Trend 3: Geopolitical Chaos Will Spread Cyber Threats to New Sectors
Ideologically motivated cyberattacks will comprise a larger proportion of threat actor activity.
The world is entering an era of heightened geopolitical tensions, with rising nationalism, ideological clashes and a growing distrust of international institutions. This volatility creates fertile ground for ideologically motivated cyberattacks, introducing new considerations for security leaders.
Traditionally, cybersecurity adversaries could be oversimplified into two categories. First and most common are financially motivated threat actors. They pursue profit, as with a ransomware gang demanding payment or a social engineer soliciting credit card numbers. The second, state-sponsored threat actors, are backed by governments. They aim to advance the national security interests of their state.
In 2024, business leaders can expect to a significant increase in activity from a third flavor of adversary: ideologically motivated threat actors, often referred to as “hacktivists” or “cyberterrorists” depending on one’s opinion of their targets. Ideologically motivated cyberattacks aim to disrupt critical infrastructure and sow discord within target nations. They may target power grids, transportation systems, financial institutions, or even companies that are perceived to take an opposing social stance causing widespread disruption and economic damage. But their goal is not to monetize that damage, like a financially motivated cybercrime; or to collect intelligence for analysis, like state-sponsored espionage. For these ideologically motivated actors, disruption is an objective in and of itself.

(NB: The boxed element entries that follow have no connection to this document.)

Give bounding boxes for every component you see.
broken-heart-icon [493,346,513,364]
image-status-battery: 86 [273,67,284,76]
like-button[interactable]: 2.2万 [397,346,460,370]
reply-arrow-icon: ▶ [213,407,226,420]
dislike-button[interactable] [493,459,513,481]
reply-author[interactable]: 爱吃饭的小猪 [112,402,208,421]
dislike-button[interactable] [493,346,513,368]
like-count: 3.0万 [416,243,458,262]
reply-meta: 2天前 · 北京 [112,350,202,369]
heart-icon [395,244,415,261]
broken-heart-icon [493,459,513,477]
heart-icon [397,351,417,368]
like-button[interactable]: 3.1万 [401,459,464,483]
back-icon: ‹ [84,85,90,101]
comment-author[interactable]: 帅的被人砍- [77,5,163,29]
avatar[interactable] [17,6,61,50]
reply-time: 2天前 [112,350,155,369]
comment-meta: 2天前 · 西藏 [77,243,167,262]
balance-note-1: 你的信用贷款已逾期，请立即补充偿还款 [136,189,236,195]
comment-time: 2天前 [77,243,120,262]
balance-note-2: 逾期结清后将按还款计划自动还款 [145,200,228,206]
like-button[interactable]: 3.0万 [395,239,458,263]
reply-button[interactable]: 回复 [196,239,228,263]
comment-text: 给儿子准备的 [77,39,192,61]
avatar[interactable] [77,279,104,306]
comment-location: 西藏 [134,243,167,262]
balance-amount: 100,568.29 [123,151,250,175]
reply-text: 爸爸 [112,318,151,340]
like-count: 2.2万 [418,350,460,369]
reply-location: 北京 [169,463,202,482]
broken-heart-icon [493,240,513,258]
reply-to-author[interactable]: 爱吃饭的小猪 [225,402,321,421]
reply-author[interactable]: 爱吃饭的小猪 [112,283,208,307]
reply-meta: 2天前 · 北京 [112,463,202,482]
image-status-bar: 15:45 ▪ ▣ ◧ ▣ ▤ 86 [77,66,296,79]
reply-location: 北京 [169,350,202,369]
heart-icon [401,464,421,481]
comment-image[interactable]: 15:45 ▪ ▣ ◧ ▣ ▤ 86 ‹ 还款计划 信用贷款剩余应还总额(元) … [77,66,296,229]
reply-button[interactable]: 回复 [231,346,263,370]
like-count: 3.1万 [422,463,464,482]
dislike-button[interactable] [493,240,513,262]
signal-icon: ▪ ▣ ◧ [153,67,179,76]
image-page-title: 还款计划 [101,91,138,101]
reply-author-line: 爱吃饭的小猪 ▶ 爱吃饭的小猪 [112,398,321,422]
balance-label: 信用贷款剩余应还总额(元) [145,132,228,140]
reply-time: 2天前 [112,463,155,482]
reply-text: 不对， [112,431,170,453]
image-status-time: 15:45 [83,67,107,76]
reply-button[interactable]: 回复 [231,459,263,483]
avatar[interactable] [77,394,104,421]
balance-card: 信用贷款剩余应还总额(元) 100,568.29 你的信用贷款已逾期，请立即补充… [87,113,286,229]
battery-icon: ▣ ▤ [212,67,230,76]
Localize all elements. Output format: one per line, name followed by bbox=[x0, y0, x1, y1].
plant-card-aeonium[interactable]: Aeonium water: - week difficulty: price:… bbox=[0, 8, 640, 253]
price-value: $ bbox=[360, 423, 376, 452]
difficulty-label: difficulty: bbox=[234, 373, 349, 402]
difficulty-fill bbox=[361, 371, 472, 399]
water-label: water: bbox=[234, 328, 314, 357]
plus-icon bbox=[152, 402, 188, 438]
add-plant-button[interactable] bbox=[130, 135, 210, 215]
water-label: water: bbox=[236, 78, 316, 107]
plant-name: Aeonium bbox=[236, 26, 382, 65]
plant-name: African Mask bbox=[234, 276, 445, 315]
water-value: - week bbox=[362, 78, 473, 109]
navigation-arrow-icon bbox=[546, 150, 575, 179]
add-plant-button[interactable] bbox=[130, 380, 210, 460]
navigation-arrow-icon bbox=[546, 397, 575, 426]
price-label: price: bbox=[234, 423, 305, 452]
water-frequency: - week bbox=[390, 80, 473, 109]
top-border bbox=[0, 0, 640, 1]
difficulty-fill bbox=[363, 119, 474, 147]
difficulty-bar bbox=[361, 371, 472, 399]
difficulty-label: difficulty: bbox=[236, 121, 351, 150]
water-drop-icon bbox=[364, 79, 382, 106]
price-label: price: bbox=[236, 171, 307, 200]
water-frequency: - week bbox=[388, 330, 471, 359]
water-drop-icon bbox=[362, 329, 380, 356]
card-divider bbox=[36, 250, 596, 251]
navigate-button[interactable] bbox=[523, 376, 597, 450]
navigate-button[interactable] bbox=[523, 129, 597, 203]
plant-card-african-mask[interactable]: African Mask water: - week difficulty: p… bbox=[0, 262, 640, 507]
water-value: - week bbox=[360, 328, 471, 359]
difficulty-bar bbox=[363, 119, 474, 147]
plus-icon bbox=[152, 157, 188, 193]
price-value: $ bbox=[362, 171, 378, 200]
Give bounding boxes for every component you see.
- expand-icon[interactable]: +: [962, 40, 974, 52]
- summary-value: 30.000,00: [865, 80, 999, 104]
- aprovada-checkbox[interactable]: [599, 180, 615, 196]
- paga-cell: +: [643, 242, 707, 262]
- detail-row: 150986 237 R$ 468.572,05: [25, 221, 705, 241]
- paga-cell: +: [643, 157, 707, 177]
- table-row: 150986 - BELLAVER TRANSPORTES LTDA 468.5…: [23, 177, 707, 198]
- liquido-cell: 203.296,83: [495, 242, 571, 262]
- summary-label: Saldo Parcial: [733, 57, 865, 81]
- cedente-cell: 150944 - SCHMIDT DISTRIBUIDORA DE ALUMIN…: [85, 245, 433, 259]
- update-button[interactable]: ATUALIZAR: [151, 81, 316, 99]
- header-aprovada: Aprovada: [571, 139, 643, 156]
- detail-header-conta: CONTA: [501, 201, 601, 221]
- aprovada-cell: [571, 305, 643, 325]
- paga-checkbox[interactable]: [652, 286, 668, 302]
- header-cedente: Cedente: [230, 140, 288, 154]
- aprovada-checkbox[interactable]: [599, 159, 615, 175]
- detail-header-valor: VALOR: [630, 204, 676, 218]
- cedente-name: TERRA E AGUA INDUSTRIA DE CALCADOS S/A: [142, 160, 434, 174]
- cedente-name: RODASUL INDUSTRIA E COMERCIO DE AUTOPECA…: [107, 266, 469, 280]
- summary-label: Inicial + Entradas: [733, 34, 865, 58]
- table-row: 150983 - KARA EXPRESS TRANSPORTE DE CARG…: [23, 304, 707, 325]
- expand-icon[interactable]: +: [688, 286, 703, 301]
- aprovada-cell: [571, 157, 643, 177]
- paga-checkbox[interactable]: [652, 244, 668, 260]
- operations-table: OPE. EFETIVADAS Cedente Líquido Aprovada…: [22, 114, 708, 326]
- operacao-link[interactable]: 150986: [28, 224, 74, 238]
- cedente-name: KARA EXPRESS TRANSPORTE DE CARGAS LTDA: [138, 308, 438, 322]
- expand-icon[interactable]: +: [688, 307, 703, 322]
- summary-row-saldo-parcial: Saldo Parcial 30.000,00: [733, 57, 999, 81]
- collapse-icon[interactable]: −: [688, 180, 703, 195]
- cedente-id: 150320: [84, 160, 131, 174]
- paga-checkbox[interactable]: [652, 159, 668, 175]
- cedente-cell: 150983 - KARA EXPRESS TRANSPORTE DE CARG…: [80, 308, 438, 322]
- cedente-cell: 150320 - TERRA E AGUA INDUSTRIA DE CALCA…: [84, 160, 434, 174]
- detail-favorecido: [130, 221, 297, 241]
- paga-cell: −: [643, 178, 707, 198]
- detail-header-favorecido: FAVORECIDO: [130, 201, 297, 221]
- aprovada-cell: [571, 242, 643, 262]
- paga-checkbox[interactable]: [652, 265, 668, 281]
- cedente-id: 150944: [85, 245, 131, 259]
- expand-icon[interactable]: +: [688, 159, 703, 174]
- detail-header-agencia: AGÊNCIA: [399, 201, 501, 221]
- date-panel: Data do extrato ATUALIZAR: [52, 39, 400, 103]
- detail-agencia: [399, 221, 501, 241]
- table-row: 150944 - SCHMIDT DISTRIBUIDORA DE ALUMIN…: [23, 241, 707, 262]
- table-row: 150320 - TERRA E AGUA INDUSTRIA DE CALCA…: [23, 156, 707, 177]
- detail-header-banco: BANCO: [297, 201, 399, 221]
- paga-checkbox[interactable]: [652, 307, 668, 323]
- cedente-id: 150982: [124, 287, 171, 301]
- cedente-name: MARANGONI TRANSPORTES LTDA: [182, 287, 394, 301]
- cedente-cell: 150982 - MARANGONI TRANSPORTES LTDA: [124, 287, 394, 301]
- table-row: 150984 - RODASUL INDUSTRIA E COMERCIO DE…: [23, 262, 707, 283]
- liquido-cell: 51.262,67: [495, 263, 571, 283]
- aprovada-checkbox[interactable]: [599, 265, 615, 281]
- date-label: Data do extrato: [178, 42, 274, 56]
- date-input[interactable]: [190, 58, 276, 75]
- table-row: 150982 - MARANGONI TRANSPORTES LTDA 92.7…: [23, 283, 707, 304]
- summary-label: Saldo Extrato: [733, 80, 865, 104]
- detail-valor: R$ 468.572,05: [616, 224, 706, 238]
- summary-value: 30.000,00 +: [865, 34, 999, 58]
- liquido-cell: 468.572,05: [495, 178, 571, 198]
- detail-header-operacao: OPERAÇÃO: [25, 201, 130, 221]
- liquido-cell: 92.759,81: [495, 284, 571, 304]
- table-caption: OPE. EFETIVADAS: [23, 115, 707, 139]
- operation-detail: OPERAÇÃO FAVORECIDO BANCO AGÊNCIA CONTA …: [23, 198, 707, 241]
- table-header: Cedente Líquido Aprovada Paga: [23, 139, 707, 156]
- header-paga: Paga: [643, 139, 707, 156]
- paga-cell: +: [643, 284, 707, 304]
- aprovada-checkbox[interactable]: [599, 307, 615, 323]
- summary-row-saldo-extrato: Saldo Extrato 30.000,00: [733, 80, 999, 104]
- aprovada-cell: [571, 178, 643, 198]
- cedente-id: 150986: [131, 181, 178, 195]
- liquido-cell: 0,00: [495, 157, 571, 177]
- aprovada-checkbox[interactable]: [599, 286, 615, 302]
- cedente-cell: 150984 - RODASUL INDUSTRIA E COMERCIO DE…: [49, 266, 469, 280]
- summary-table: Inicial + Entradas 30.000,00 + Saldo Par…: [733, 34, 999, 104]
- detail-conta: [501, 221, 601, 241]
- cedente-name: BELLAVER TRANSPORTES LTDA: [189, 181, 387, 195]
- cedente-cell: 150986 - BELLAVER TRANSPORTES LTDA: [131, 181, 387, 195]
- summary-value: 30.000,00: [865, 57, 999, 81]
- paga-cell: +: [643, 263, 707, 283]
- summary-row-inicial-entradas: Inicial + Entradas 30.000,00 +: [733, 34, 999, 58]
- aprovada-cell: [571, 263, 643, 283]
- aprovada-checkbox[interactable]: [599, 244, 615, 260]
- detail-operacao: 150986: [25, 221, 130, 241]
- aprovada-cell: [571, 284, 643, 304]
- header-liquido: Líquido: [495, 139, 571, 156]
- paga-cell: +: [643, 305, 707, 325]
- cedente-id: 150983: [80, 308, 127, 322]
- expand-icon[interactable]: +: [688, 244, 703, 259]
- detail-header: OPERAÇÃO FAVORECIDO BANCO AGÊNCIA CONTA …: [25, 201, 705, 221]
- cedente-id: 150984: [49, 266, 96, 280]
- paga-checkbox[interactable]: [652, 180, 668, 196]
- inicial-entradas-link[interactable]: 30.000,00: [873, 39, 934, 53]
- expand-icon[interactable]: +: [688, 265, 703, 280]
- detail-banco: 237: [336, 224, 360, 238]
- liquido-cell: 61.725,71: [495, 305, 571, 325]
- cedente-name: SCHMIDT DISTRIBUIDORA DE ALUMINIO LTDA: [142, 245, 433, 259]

As hacktivism surges this year, small businesses in sectors once thought of as “safe” from cybercrime must recognize that ideological adversaries could view them as low hanging fruit. Let’s say, for the sake of example, you run a fashion blog. It is unlikely your site stows the large cash reserves targeted by financial crimes; or the classified IP of the sort sought by the China-backed breach of Boeing. Nothing to worry about, right?
Wrong. A typical tactic of ideologically motivated actors is to spread propaganda and disinformation online. Hackers can hijack media outlets to promote fake news, manipulate social media algorithms and even infiltrate online communities to spread misinformation. When TTPs are optimized to cause confusion, polarize public opinion and undermine trust in institutions, that fashion blog could easily be caught in the crosshairs.
As a result, executives across industries must recognize security as an organizational enabler, not a narrow niche for technical specialists, and build it into the fabric of their operations. Guides like “How to Build a Security Framework” can offer you a helpful head start. For SMEs, newer all-in-one cybersecurity platforms offer an affordable and realistic approach for gaining enterprise-grade defenses without the exorbitant costs and complexities of building and operating an integrated multi-vendor tech stack.
Conclusion
For a growth-focused SME, lapses in cybersecurity can be catastrophic. Protection must be integral to every aspect of decision-making, from product development to supply chain management. By understanding new opportunities to holistically manage risk in collaboration with technology teams, business leaders can prepare to boost organizational resilience in 2024.